John Paul II traced “a course that witnesses the awareness of the relationship between the Mystery of the Redemption in Jesus Christ and the singular existence and dignity of man,” in order to have emerge “the pertinence of the mission of the Church with the service to man, through the mystery of his life,” continued Marengo.

This witness is presented and offered to the whole Church as central content of his Petrine ministry. “Wishing to suggest a possible synthetic formula, it could be said that, in the light of the encyclicals dedicated to the Council, the central concern of that fundamental ecclesial event is redirected by the Pope to the triptych Christ-Man-Church,” added the docent.

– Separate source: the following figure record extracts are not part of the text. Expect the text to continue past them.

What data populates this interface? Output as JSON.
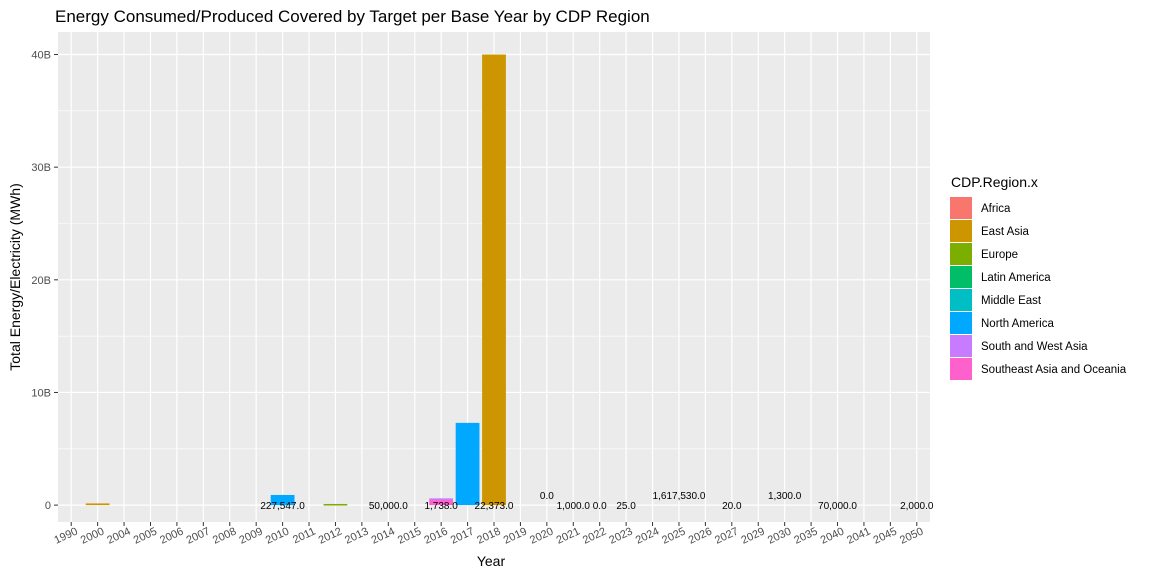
{
  "chart_data": {
    "type": "bar",
    "title": "Energy Consumed/Produced Covered by Target per Base Year by CDP Region",
    "xlabel": "Year",
    "ylabel": "Total Energy/Electricity (MWh)",
    "categories": [
      "1990",
      "2000",
      "2004",
      "2005",
      "2006",
      "2007",
      "2008",
      "2009",
      "2010",
      "2011",
      "2012",
      "2013",
      "2014",
      "2015",
      "2016",
      "2017",
      "2018",
      "2019",
      "2020",
      "2021",
      "2022",
      "2023",
      "2024",
      "2025",
      "2026",
      "2027",
      "2029",
      "2030",
      "2035",
      "2040",
      "2041",
      "2045",
      "2050"
    ],
    "y_ticks": [
      0,
      10000000000,
      20000000000,
      30000000000,
      40000000000
    ],
    "y_tick_labels": [
      "0",
      "10B",
      "20B",
      "30B",
      "40B"
    ],
    "ylim": [
      -1500000000,
      42000000000
    ],
    "grid": true,
    "legend": {
      "title": "CDP.Region.x",
      "placement": "right",
      "entries": [
        {
          "name": "Africa",
          "color": "#F8766D"
        },
        {
          "name": "East Asia",
          "color": "#CD9600"
        },
        {
          "name": "Europe",
          "color": "#7CAE00"
        },
        {
          "name": "Latin America",
          "color": "#00BE67"
        },
        {
          "name": "Middle East",
          "color": "#00BFC4"
        },
        {
          "name": "North America",
          "color": "#00A9FF"
        },
        {
          "name": "South and West Asia",
          "color": "#C77CFF"
        },
        {
          "name": "Southeast Asia and Oceania",
          "color": "#FF61CC"
        }
      ]
    },
    "bars": [
      {
        "category": "2000",
        "region": "East Asia",
        "value": 150000000
      },
      {
        "category": "2010",
        "region": "North America",
        "value": 900000000
      },
      {
        "category": "2012",
        "region": "Europe",
        "value": 100000000
      },
      {
        "category": "2016",
        "region": "Southeast Asia and Oceania",
        "value": 450000000
      },
      {
        "category": "2016",
        "region": "South and West Asia",
        "value": 150000000
      },
      {
        "category": "2017",
        "region": "North America",
        "value": 7300000000
      },
      {
        "category": "2018",
        "region": "East Asia",
        "value": 40000000000
      }
    ],
    "data_labels": [
      {
        "category": "2010",
        "text": "227,547.0",
        "offset": 0
      },
      {
        "category": "2014",
        "text": "50,000.0",
        "offset": 0
      },
      {
        "category": "2016",
        "text": "1,738.0",
        "offset": 0
      },
      {
        "category": "2018",
        "text": "22,373.0",
        "offset": 0
      },
      {
        "category": "2020",
        "text": "0.0",
        "offset": 1
      },
      {
        "category": "2021",
        "text": "1,000.0",
        "offset": 0
      },
      {
        "category": "2022",
        "text": "0.0",
        "offset": 0
      },
      {
        "category": "2023",
        "text": "25.0",
        "offset": 0
      },
      {
        "category": "2025",
        "text": "1,617,530.0",
        "offset": 1
      },
      {
        "category": "2027",
        "text": "20.0",
        "offset": 0
      },
      {
        "category": "2030",
        "text": "1,300.0",
        "offset": 1
      },
      {
        "category": "2040",
        "text": "70,000.0",
        "offset": 0
      },
      {
        "category": "2050",
        "text": "2,000.0",
        "offset": 0
      }
    ]
  }
}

And the concept that John Paul II elaborated on the person did not stem from a book but from his pastoral experience. “He attracted people because he was a witness and a pastor, first of all, a man who felt a singular unity between the institutional task that the figure of the Pope has in the Church and his humanity,” concluded Marengo.


For his part Cardinal Georges Marie Cottier, retired theologian of the Pontifical Household, recalled John Paul II’s motto, Totus tuus, referred to Our Lady and elaborated on by Saint Louis Marie Grignon de Montfort in the Treatise of True Devotion to Mary.

Cardinal Cottier said that the Blessed Pope saw, in fact, “a sign of Mary’s maternity on our time, marked by persecutions and the collapse of totalitarianisms” and “he was aware of that, as attested by his reading of the attack of May 13, day of Our Lady of Fatima.”

Father Ottaviano D’Egidio, superior general of the Passionists, pointed out that even before his teaching, the great legacy of John Paul II “is his witness of life.” In this connection, he concluded recalling the “Do not be afraid. Open, better still, open wide the doors to Christ,” as a symbolic sign that “what he asked of everyone he himself had done first.”

In his intervention, the rector of the Pontifical Lateran University, Monsignor Enrico dal Covolo, said: “That John Paul II was one ‘called,’ in the biblical sense of the term, is an increasingly widespread conviction in the people who met him.”

Passionist Father Ciro Benedettini, vice director of the Vatican press office, focused his comments on John Paul II’s capacity to communicate the Christian message, to be a bridge and a mediator “living his sufferings as fulfillment of the will of God.”

He lived his Petrine ministry fully “both in the period of his physical vigor, when he was called God’s athlete, as well as in his time of weakness and sickness,” he recalled. “In fact, he gave the most convincing part of his message precisely in his weakness.”

The series of interventions were concluded by the Vatican journalist Aldo Maria Valli, who spoke of the “weak strength” of this Pope who “never made a mystery of his physical problems” and of the “concern that some often had about what such a weak, tired and sick Pontiff could say to young people.”

John Paul II instead “exceeded every precaution,” said the journalist. “The Pope made a breach in the mystery of pain, a mystery that is clarified only in Jesus Christ, who does not answer in an abstract way but with a call: follow me.”

“This is why the Pope, although ever older and more tired, never stopped,” concluded Valli, “but up to the end wanted to take the proclamation of the Gospel to the world.”